WASHINGTON, D.C., 19 December 2003 –
The International Finance Corporation, the private sector arm of the World
Bank Group, approved plans on Thursday for an investment to establish an
Iraq Small Business Finance Facility of up to $200 million.
The facility will seek to work with existing banks and new financial institutions
that may be established in Iraq. It will consist of a technical assistance
component of up to $30 million for capacity building and a micro and small
business finance component of up to $170 million to provide financing through
partner financial institutions.
“Conditions in Iraq are evolving quickly and IFC wants to be in a position
to begin financing activities as soon as the environment permits”, said
Peter Woicke, IFC’s executive vice president.
“We are hopeful that this project will support the overall reconstruction
efforts underway in the country.”
The technical assistance component of the facility will help participating
financial institutions develop capacity for micro and small business financing
by providing training, systems and, in some cases, helping to create units
with specialized expertise.

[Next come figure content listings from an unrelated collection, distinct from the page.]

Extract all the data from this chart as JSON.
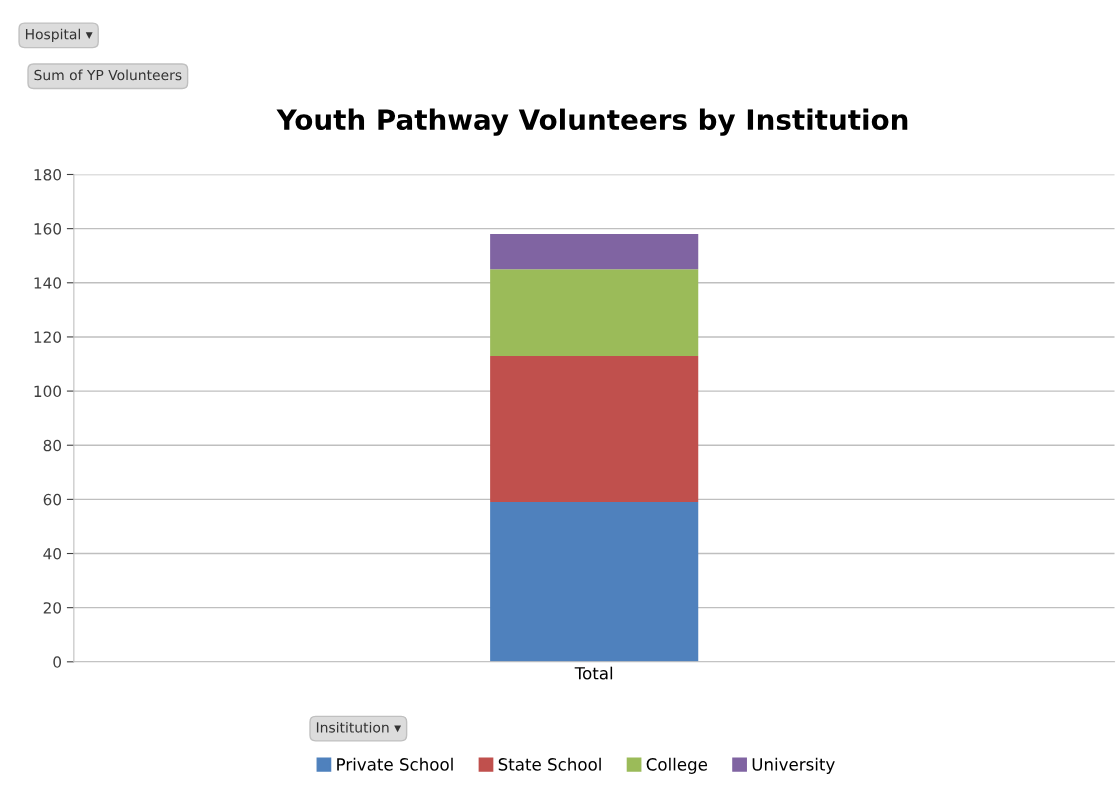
{
  "chart_data": {
    "type": "bar",
    "title": "Youth Pathway Volunteers by Institution",
    "categories": [
      "Total"
    ],
    "stacked": true,
    "series": [
      {
        "name": "Private School",
        "color": "#4f81bd",
        "values": [
          59
        ]
      },
      {
        "name": "State School",
        "color": "#c0504d",
        "values": [
          54
        ]
      },
      {
        "name": "College",
        "color": "#9bbb59",
        "values": [
          32
        ]
      },
      {
        "name": "University",
        "color": "#8064a2",
        "values": [
          13
        ]
      }
    ],
    "ylim": [
      0,
      180
    ],
    "yticks": [
      0,
      20,
      40,
      60,
      80,
      100,
      120,
      140,
      160,
      180
    ],
    "grid": "y",
    "legend": "bottom",
    "annotations": [
      "Hospital ▾",
      "Sum of YP Volunteers",
      "Insititution ▾"
    ]
  }
}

IFC expects to work with other donors,
bilateral agencies, and commercial investors for both funding and technical
Other institutions in the World Bank Group, namely, the International Bank
for Reconstruction and Development (IBRD) and the International Development
Association (IDA) have assisted in the preparation of a Needs Assessment
for Iraq’s reconstruction, which formed a basis for the new IFC facility.

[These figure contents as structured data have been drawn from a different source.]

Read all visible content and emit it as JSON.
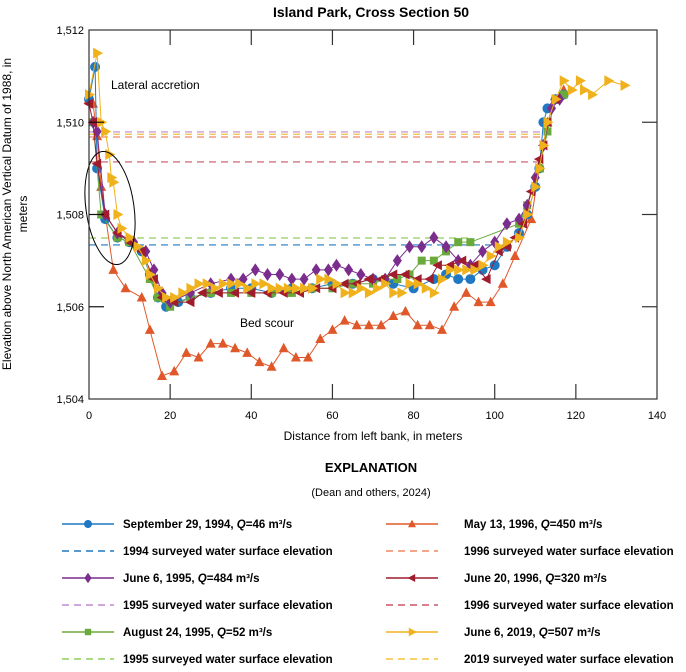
{
  "chart_data": {
    "type": "line",
    "title": "Island Park, Cross Section 50",
    "xlabel": "Distance from left bank, in meters",
    "ylabel": [
      "Elevation above North American Vertical Datum of 1988, in",
      "meters"
    ],
    "xlim": [
      0,
      140
    ],
    "ylim": [
      1504,
      1512
    ],
    "xticks": [
      0,
      20,
      40,
      60,
      80,
      100,
      120,
      140
    ],
    "yticks": [
      1504,
      1506,
      1508,
      1510,
      1512
    ],
    "ytick_labels": [
      "1,504",
      "1,506",
      "1,508",
      "1,510",
      "1,512"
    ],
    "grid": false,
    "annotations": [
      {
        "text": "Lateral accretion",
        "x": 5,
        "y": 1511.0
      },
      {
        "text": "Bed scour",
        "x": 37,
        "y": 1505.7
      }
    ],
    "legend": {
      "title": "EXPLANATION",
      "subtitle": "(Dean and others, 2024)",
      "placement": "bottom"
    },
    "series": [
      {
        "name": "September 29, 1994, Q=46 m³/s",
        "date": "September 29, 1994, ",
        "q": "Q",
        "qval": "=46 m³/s",
        "color": "#1f78c1",
        "marker": "circle",
        "x": [
          0,
          1.5,
          2,
          4,
          7,
          10,
          13,
          15,
          17,
          19,
          22,
          25,
          30,
          35,
          40,
          45,
          50,
          55,
          60,
          65,
          70,
          75,
          80,
          85,
          88,
          91,
          94,
          97,
          100,
          103,
          106,
          108,
          110,
          111,
          112,
          113,
          115,
          117
        ],
        "y": [
          1510.5,
          1511.2,
          1509.0,
          1507.9,
          1507.5,
          1507.4,
          1507.2,
          1506.7,
          1506.2,
          1506.0,
          1506.1,
          1506.2,
          1506.3,
          1506.4,
          1506.4,
          1506.3,
          1506.4,
          1506.4,
          1506.5,
          1506.5,
          1506.6,
          1506.5,
          1506.4,
          1506.6,
          1506.7,
          1506.6,
          1506.6,
          1506.8,
          1506.9,
          1507.3,
          1507.6,
          1508.0,
          1508.6,
          1509.0,
          1510.0,
          1510.3,
          1510.5,
          1510.6
        ]
      },
      {
        "name": "1994 surveyed water surface elevation",
        "color": "#1f78c1",
        "dashed": true,
        "x": [
          0,
          100.5
        ],
        "y": [
          1507.34,
          1507.34
        ]
      },
      {
        "name": "June 6, 1995, Q=484 m³/s",
        "date": "June 6, 1995, ",
        "q": "Q",
        "qval": "=484 m³/s",
        "color": "#7b2d8e",
        "marker": "diamond",
        "x": [
          1,
          2,
          4,
          7,
          11,
          14,
          16,
          18,
          20,
          25,
          30,
          35,
          38,
          41,
          44,
          47,
          50,
          53,
          56,
          59,
          61,
          64,
          67,
          70,
          73,
          76,
          79,
          82,
          85,
          88,
          91,
          94,
          97,
          100,
          103,
          106,
          108,
          110,
          112,
          114,
          116
        ],
        "y": [
          1510.0,
          1509.8,
          1508.0,
          1507.6,
          1507.4,
          1507.2,
          1506.8,
          1506.3,
          1506.1,
          1506.3,
          1506.5,
          1506.6,
          1506.6,
          1506.8,
          1506.7,
          1506.7,
          1506.6,
          1506.6,
          1506.8,
          1506.8,
          1506.9,
          1506.8,
          1506.7,
          1506.6,
          1506.6,
          1507.0,
          1507.3,
          1507.3,
          1507.5,
          1507.3,
          1507.0,
          1506.9,
          1507.2,
          1507.4,
          1507.8,
          1507.9,
          1508.2,
          1508.8,
          1509.5,
          1510.3,
          1510.5
        ]
      },
      {
        "name": "1995 surveyed water surface elevation",
        "color": "#c08ad0",
        "dashed": true,
        "x": [
          0,
          113
        ],
        "y": [
          1509.79,
          1509.79
        ]
      },
      {
        "name": "August 24, 1995, Q=52 m³/s",
        "date": "August 24, 1995, ",
        "q": "Q",
        "qval": "=52 m³/s",
        "color": "#6aaa3a",
        "marker": "square",
        "x": [
          1,
          3,
          7,
          10,
          15,
          17,
          20,
          25,
          30,
          35,
          40,
          45,
          50,
          55,
          60,
          65,
          70,
          73,
          76,
          79,
          82,
          85,
          88,
          91,
          94,
          106,
          108,
          111,
          113,
          115,
          117
        ],
        "y": [
          1510.0,
          1508.0,
          1507.5,
          1507.4,
          1506.6,
          1506.2,
          1506.0,
          1506.2,
          1506.3,
          1506.3,
          1506.3,
          1506.3,
          1506.3,
          1506.4,
          1506.4,
          1506.5,
          1506.5,
          1506.6,
          1506.6,
          1506.7,
          1507.0,
          1507.0,
          1507.2,
          1507.4,
          1507.4,
          1507.8,
          1508.2,
          1509.0,
          1509.8,
          1510.5,
          1510.6
        ]
      },
      {
        "name": "1995 surveyed water surface elevation",
        "color": "#8fcf5a",
        "dashed": true,
        "x": [
          0,
          94.7
        ],
        "y": [
          1507.49,
          1507.49
        ]
      },
      {
        "name": "May 13, 1996, Q=450 m³/s",
        "date": "May 13, 1996, ",
        "q": "Q",
        "qval": "=450 m³/s",
        "color": "#e0582a",
        "marker": "triangle-up",
        "x": [
          0,
          1,
          2,
          3,
          6,
          9,
          13,
          15,
          18,
          21,
          24,
          27,
          30,
          33,
          36,
          39,
          42,
          45,
          48,
          51,
          54,
          57,
          60,
          63,
          66,
          69,
          72,
          75,
          78,
          81,
          84,
          87,
          90,
          93,
          96,
          99,
          102,
          105,
          109,
          111,
          113,
          115,
          117
        ],
        "y": [
          1510.5,
          1510.4,
          1509.7,
          1508.6,
          1506.8,
          1506.4,
          1506.2,
          1505.5,
          1504.5,
          1504.6,
          1505.0,
          1504.9,
          1505.2,
          1505.2,
          1505.1,
          1505.0,
          1504.8,
          1504.7,
          1505.1,
          1504.9,
          1504.9,
          1505.3,
          1505.5,
          1505.7,
          1505.6,
          1505.6,
          1505.6,
          1505.8,
          1505.9,
          1505.6,
          1505.6,
          1505.5,
          1506.0,
          1506.3,
          1506.1,
          1506.1,
          1506.5,
          1507.1,
          1507.9,
          1509.0,
          1510.0,
          1510.5,
          1510.7
        ]
      },
      {
        "name": "1996 surveyed water surface elevation",
        "color": "#f08a60",
        "dashed": true,
        "x": [
          0,
          113
        ],
        "y": [
          1509.68,
          1509.68
        ]
      },
      {
        "name": "June 20, 1996, Q=320 m³/s",
        "date": "June 20, 1996, ",
        "q": "Q",
        "qval": "=320 m³/s",
        "color": "#a01c2c",
        "marker": "triangle-left",
        "x": [
          0,
          1,
          2,
          4,
          7,
          10,
          13,
          16,
          18,
          21,
          25,
          28,
          32,
          36,
          40,
          44,
          48,
          52,
          56,
          60,
          63,
          66,
          69,
          72,
          75,
          78,
          81,
          84,
          86,
          89,
          92,
          95,
          98,
          101,
          103,
          105,
          107,
          109,
          111,
          112,
          113,
          115
        ],
        "y": [
          1510.4,
          1510.0,
          1509.1,
          1508.0,
          1507.6,
          1507.4,
          1507.2,
          1506.6,
          1506.2,
          1506.1,
          1506.1,
          1506.3,
          1506.3,
          1506.3,
          1506.3,
          1506.3,
          1506.3,
          1506.3,
          1506.4,
          1506.4,
          1506.5,
          1506.5,
          1506.6,
          1506.6,
          1506.7,
          1506.7,
          1506.6,
          1506.6,
          1506.9,
          1506.9,
          1507.0,
          1506.9,
          1506.6,
          1507.2,
          1507.3,
          1507.5,
          1507.8,
          1508.5,
          1509.2,
          1509.5,
          1510.0,
          1510.5
        ]
      },
      {
        "name": "1996 surveyed water surface elevation",
        "color": "#c9566a",
        "dashed": true,
        "x": [
          0,
          112
        ],
        "y": [
          1509.14,
          1509.14
        ]
      },
      {
        "name": "June 6, 2019, Q=507 m³/s",
        "date": "June 6, 2019, ",
        "q": "Q",
        "qval": "=507 m³/s",
        "color": "#f0b21c",
        "marker": "triangle-right",
        "x": [
          0,
          2,
          3,
          4,
          5,
          5.5,
          6,
          7,
          8,
          10,
          12,
          14,
          15,
          17,
          19,
          21,
          23,
          25,
          27,
          29,
          31,
          33,
          35,
          37,
          39,
          41,
          43,
          45,
          47,
          49,
          51,
          53,
          55,
          57,
          59,
          61,
          63,
          65,
          67,
          69,
          71,
          73,
          75,
          77,
          79,
          81,
          83,
          85,
          87,
          89,
          91,
          93,
          95,
          97,
          99,
          101,
          103,
          106,
          108,
          110,
          111,
          112,
          113,
          115,
          117,
          119,
          121,
          122,
          124,
          128,
          132
        ],
        "y": [
          1510.6,
          1511.5,
          1510.0,
          1509.8,
          1509.3,
          1508.8,
          1508.7,
          1508.0,
          1507.7,
          1507.5,
          1507.3,
          1507.0,
          1506.7,
          1506.4,
          1506.2,
          1506.2,
          1506.3,
          1506.4,
          1506.5,
          1506.5,
          1506.4,
          1506.5,
          1506.5,
          1506.5,
          1506.4,
          1506.5,
          1506.5,
          1506.4,
          1506.4,
          1506.4,
          1506.4,
          1506.4,
          1506.4,
          1506.6,
          1506.6,
          1506.5,
          1506.3,
          1506.3,
          1506.4,
          1506.3,
          1506.4,
          1506.5,
          1506.3,
          1506.3,
          1506.5,
          1506.5,
          1506.4,
          1506.3,
          1506.6,
          1506.8,
          1506.8,
          1506.8,
          1506.8,
          1506.9,
          1507.1,
          1507.3,
          1507.4,
          1507.5,
          1508.0,
          1508.6,
          1509.0,
          1509.5,
          1510.0,
          1510.5,
          1510.9,
          1510.7,
          1510.9,
          1510.7,
          1510.6,
          1510.9,
          1510.8
        ]
      },
      {
        "name": "2019 surveyed water surface elevation",
        "color": "#f5c040",
        "dashed": true,
        "x": [
          0,
          113
        ],
        "y": [
          1509.74,
          1509.74
        ]
      }
    ]
  }
}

IBRD and IDA continue to carry out required preparatory work and plan to
begin operations in Iraq contingent upon improved security and a number
of factors – such as debt sustainability, settlement of arrears, and governance
-- that do not apply to IFC in light of its private sector focus.

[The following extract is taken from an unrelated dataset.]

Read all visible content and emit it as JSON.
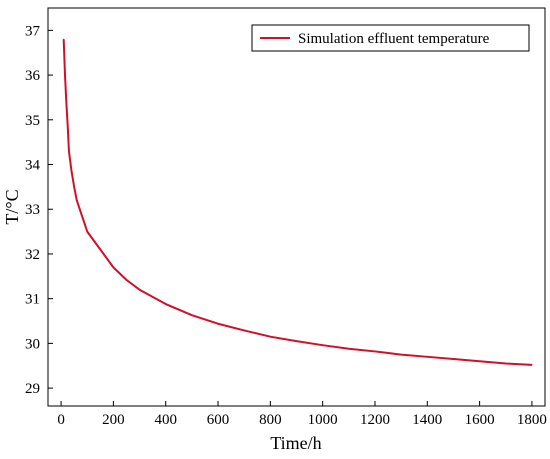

“An urgent priority in Iraq is job creation, putting businesses back on
their feet and creating opportunities in the private sector”, Woicke said.
“This will be achieved by supporting micro and small businesses. These
enterprises are an important part of Iraq’s economy and have an important
role to play in its economic revival.”
The mission of IFC (www.ifc.org)
is to promote sustainable private sector investment in developing countries,
helping to reduce poverty and improve people's lives. IFC finances private
sector investments in the developing world, mobilizes capital in the international
financial markets, helps clients improve social and environmental sustainability,
and provides technical assistance and advice to governments and businesses.
From its founding in 1956 through FY03, IFC has committed more than $37
billion of its own funds and arranged $22 billion in syndications for 2,990
companies in 140 developing countries. IFC's worldwide committed portfolio
as of FY03 was $16.8 billion for its own account and $6.6 billion held
for participants in loan syndications.